WENATCHEE — Michael Lauderdale on Thursday was again sentenced to life in prison for the 1994 murder of 21-year-old Jeremy Wood.

“This is something that you’re going to have to just pay for and let it be,” said Tara Wood, Jeremy Wood’s sister. “Unless you change your soul, there is no way, no hope for you and I don’t believe you’re at that point.”

Tara Wood was one of 14 friends and family members who attended Lauderdale’s sentencing hearing in Chelan County Superior Court.

On Sept. 17, 1994, Lauderdale, 19 at the time, beat Jeremy Wood to death with a baseball bat and then raped his dead body. He was supposed to be giving Jeremy Wood a ride home from a party. Jeremy Wood was found the next day by a jogger.

Lauderdale was convicted in 1995 of aggravated first-degree murder and first-degree murder and then sentenced on both charges to life in prison without parole.

In 2018, Lauderdale appealed his sentence in Chelan County Superior Court, claiming a double jeopardy violation — two sentences for one crime. The Chelan County Prosecutor’s Office conceded earlier this year that Lauderdale shouldn’t have been sentenced on both murder charges.

Judge Kristin Ferrera on Thursday sentenced Lauderdale, now 44, to life in prison without the possibility of parole, this time for one count of aggravated first-degree murder.

“I am disgusted by the audacity that you have to come back all these years later and reopen these wounds for us,” said Angie Fullerton, a friend of Jeremy Wood.

Fullerton testified against Lauderdale in trial 25 years ago. She said she went blank when she took the stand.

“I just want you to know that I’m not scared of you anymore, and we will always be here for Jeremy,” Fullerton said. “I hope you don’t go anywhere — ever — except to a coffin.”

The sentence wasn’t unexpected. His attorney, Jeremy Ford, said Lauderdale engineered the hearing, in part, as a way to apologize to Wood's family and friends, something he says he didn’t know how to do 25 years ago.

“When I was here before I had no idea what to say,” Lauderdale said. “How does one apologize for the crime I’ve committed? What can sorry possibly mean in the scope of such a thing? It sounds trite. Selfish even.”

Jason Barb was at the party when Jeremy Wood was last seen alive. And he was at a party with Lauderdale the next night.

“You acted like you did absolutely nothing,” Barb said. “I was just wondering what kind of a person would commit acts like that and show no remorse the following day for doing something so heinous?”

Lauderdale replied, “The answer is that I really didn’t know what to do at that point and time. I wanted to pretend like everything was normal. I had no idea what to do.”

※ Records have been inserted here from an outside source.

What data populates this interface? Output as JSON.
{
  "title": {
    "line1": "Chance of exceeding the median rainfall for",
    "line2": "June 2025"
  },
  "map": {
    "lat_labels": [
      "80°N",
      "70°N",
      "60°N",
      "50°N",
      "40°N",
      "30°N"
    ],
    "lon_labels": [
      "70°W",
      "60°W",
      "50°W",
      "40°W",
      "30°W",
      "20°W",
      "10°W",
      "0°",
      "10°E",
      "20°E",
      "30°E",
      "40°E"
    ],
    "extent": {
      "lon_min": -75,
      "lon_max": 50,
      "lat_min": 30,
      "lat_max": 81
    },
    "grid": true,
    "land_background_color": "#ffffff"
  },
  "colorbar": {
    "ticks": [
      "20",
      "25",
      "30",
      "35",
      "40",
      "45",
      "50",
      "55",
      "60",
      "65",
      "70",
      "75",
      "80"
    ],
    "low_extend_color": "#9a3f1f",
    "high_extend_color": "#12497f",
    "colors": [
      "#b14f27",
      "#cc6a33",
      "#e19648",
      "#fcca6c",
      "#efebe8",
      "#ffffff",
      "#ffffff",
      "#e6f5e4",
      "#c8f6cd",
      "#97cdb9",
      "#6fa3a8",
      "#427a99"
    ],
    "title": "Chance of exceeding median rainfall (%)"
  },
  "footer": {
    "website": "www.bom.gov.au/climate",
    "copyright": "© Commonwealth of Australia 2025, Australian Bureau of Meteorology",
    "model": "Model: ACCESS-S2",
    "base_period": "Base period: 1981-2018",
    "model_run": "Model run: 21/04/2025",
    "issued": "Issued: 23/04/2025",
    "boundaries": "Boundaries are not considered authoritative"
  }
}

Soft-spoken, Lauderdale said he’s not the person he was at 19, and touted his work in prison helping others and furthering his education.

“I know to many I am still the 19-year-old monster who stole away their friend, their brother and their son. I’m a criminal to all,” Lauderdale said. Adding, “To all of these people I would say, you are justified, correct, but only in reference to the teenager of 25 years ago. I’ve done and continue to do everything I can to better myself so I can better others.”

Following the hearing, Jeremy Wood’s father, John Wood, called the situation sad, saying that while Lauderdale took his son’s life, Lauderdale took his own life as well by committing a crime that’s resulted in a lifelong prison term.

“I’m glad to know he’s going to be inside,” John Wood said. “He may have changed — and I hope he has — but once again, he’s enjoying the fruits of what he’s done.”